Bitcoin ETFs Bleed $26B as XRP Hits 8-Week Inflow Streak
Bitcoin ETFs shed $26B in net assets since mid-May as BTC breaks $60K. XRP spot ETFs post 8 straight weeks of inflows with $997M AUM.
Key Points
- Bitcoin ETFs have posted seven consecutive weeks of net outflows, with total BTC ETF net assets collapsing from roughly $107.8 billion in mid-May to $81.85 billion as of June 26 — a $25.95 billion drawdown.
- The selloff is being driven by a synchronized retreat from risk assets, triggered by weakness in semiconductor and AI stocks and reports of a potential CLARITY Act delay that rattled crypto-regulatory optimism.
- Watch the $60,000 BTC level: a sustained close below it would represent the lowest weekly close since October 2024 and could accelerate institutional redemptions heading into Q3.
Bitcoin dropped below $60,000 on June 25 for the first time since October 2024, and the ETF wrapper around it is screaming the same message: seven straight weeks of net outflows have stripped $25.95 billion from BTC ETF net assets, dragging the total from roughly $107.8 billion in mid-May to $81.85 billion as of June 26. Meanwhile, XRP spot ETFs just logged their eighth consecutive week of inflows — the cleanest divergence trade in the crypto ETF market right now.
The Anatomy of the Bitcoin Bleed
The mechanics here matter. These aren't retail panic sells — they're institutional redemptions, and the timing is telling. The seven-week outflow streak in Bitcoin ETFs began in early May, overlapping almost precisely with the broader AI and semiconductor equity selloff that hit megacap tech. When NVIDIA and its cohort started rolling over, institutional allocators who had bracketed Bitcoin alongside high-beta growth assets treated both the same way: sell first, ask questions later.
The CLARITY Act complication added fuel. Reports circulating in the final two weeks of June suggested the legislative push to establish a comprehensive federal crypto regulatory framework faces delays, possibly into 2027. That single piece of news removed a key re-rating catalyst that had been quietly baked into BTC's valuation premium over the past 18 months. Without regulatory clarity as a near-term catalyst, the case for holding BTC ETFs at mid-May prices weakens substantially.
The price action confirms the thesis. Bitcoin's June 25 breach of $60,000 wasn't a flash crash — it was the culmination of a six-week grinding decline. That level matters technically because it represented the floor of the post-ETF-approval consolidation range that held from February through April 2025. Breaking it now reopens the door to the $52,000–$55,000 zone that preceded the original spot ETF launch euphoria in January 2024. Traders who bought the ETF approval narrative and never trimmed are now sitting on meaningful losses with no obvious near-term catalyst to reverse the trend.
XRP's Countercyclical Moment
While Bitcoin bleeds, XRP is doing something genuinely unusual for a crypto asset: attracting steady, consistent institutional buying during a risk-off environment.

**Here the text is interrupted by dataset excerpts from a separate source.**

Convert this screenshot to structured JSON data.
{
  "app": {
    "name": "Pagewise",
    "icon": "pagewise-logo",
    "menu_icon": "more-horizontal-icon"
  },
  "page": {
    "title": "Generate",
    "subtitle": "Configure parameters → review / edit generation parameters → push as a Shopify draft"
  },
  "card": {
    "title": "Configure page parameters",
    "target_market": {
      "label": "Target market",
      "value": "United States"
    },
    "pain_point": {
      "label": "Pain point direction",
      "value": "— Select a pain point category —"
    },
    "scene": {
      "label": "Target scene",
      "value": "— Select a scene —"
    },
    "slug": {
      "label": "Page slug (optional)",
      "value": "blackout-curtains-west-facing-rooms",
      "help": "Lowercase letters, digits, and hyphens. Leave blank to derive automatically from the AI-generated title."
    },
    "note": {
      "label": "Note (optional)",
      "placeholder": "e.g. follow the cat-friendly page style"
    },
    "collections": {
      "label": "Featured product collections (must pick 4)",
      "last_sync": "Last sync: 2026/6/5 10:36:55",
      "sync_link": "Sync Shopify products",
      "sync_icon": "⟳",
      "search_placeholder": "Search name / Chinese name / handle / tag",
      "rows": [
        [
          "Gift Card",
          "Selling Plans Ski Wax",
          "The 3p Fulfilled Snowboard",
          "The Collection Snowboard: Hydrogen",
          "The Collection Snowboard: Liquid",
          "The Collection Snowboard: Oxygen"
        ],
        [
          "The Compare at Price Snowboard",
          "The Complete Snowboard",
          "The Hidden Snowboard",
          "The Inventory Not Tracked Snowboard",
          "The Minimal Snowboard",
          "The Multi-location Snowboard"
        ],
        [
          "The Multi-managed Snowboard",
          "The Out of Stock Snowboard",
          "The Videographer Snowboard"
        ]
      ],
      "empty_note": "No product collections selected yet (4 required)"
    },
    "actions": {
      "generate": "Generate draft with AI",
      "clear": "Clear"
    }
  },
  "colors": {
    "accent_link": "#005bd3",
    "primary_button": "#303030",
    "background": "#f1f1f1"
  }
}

XRP spot ETFs extended their inflow streak to eight consecutive weeks through June 26, pulling in $22.99 million in the most recent week — the largest single-week figure recorded in June. Bitwise's XRP ETF led the charge with $11.18 million on June 26 alone, and Franklin Templeton's XRPZ added $3.80 million the same day.
The aggregate picture is still small in absolute dollar terms but large in momentum terms. As of June 30, seven XRP spot ETFs are trading in the U.S. with combined AUM of $997 million and 958.7 million XRP tokens locked. That $997 million is approaching the psychologically important $1 billion threshold — a level that, once crossed, typically triggers a new wave of institutional attention and potential inclusion in multi-asset crypto allocation models.
The XRP inflow story has two distinct drivers. First, the Ripple legal saga is effectively resolved — the SEC's prolonged enforcement action ended without the existential outcome the bear case required, and that resolution has allowed institutional compliance teams to green-light XRP exposure in a way they never could during the lawsuit years. Second, XRP's correlation to Bitcoin has historically been lower than most altcoins, making it a genuine diversification play within crypto allocations rather than just a leveraged BTC bet. In a week when BTC dropped through $60,000, XRP's relative stability reinforced that narrative.
What Traders Watch Into Q3
The divergence between BTC and XRP ETF flows is a positioning signal, not just a curiosity. Sophisticated multi-asset traders are actively rotating crypto exposure from BTC toward XRP and, to a lesser extent, Ethereum — a dynamic that becomes self-reinforcing if BTC continues to underperform through July. According to ETF.com, total U.S.-listed ETF inflows have crossed $1 trillion year-to-date in 2026, a pace that would smash the annual record — but the crypto slice of that number is actively redistributing rather than growing.
The CLARITY Act timeline is the single most important variable for BTC ETF flows in Q3. If legislative sources confirm a 2027 delay before the end of July, expect a fresh leg of institutional redemptions. Conversely, any signal that the Senate schedule remains intact would likely snap back BTC positioning quickly — the ETF infrastructure for rapid re-entry is already in place. The seven-week streak tells you where money has been going; the CLARITY Act tells you when it stops.
For XRP specifically, the $1 billion combined AUM level is the number to watch. The seven-fund ecosystem sitting at $997 million is one good week away from crossing it. Once that threshold is cleared, expect new product filings, potential fee compression as issuers compete for share, and a meaningful step-up in liquidity — all of which would attract the next tier of institutional buyer. Bitwise and Franklin Templeton are currently splitting the weekly flow leadership; if a larger incumbent like BlackRock or Fidelity files an XRP product before year-end, the competitive dynamics shift entirely. The calendar date that focuses the mind: Q3 ends September 30, and any XRP ETF crossing $2 billion AUM by then would put it on the radar for inclusion in crypto index products — a feedback loop that would accelerate inflows further.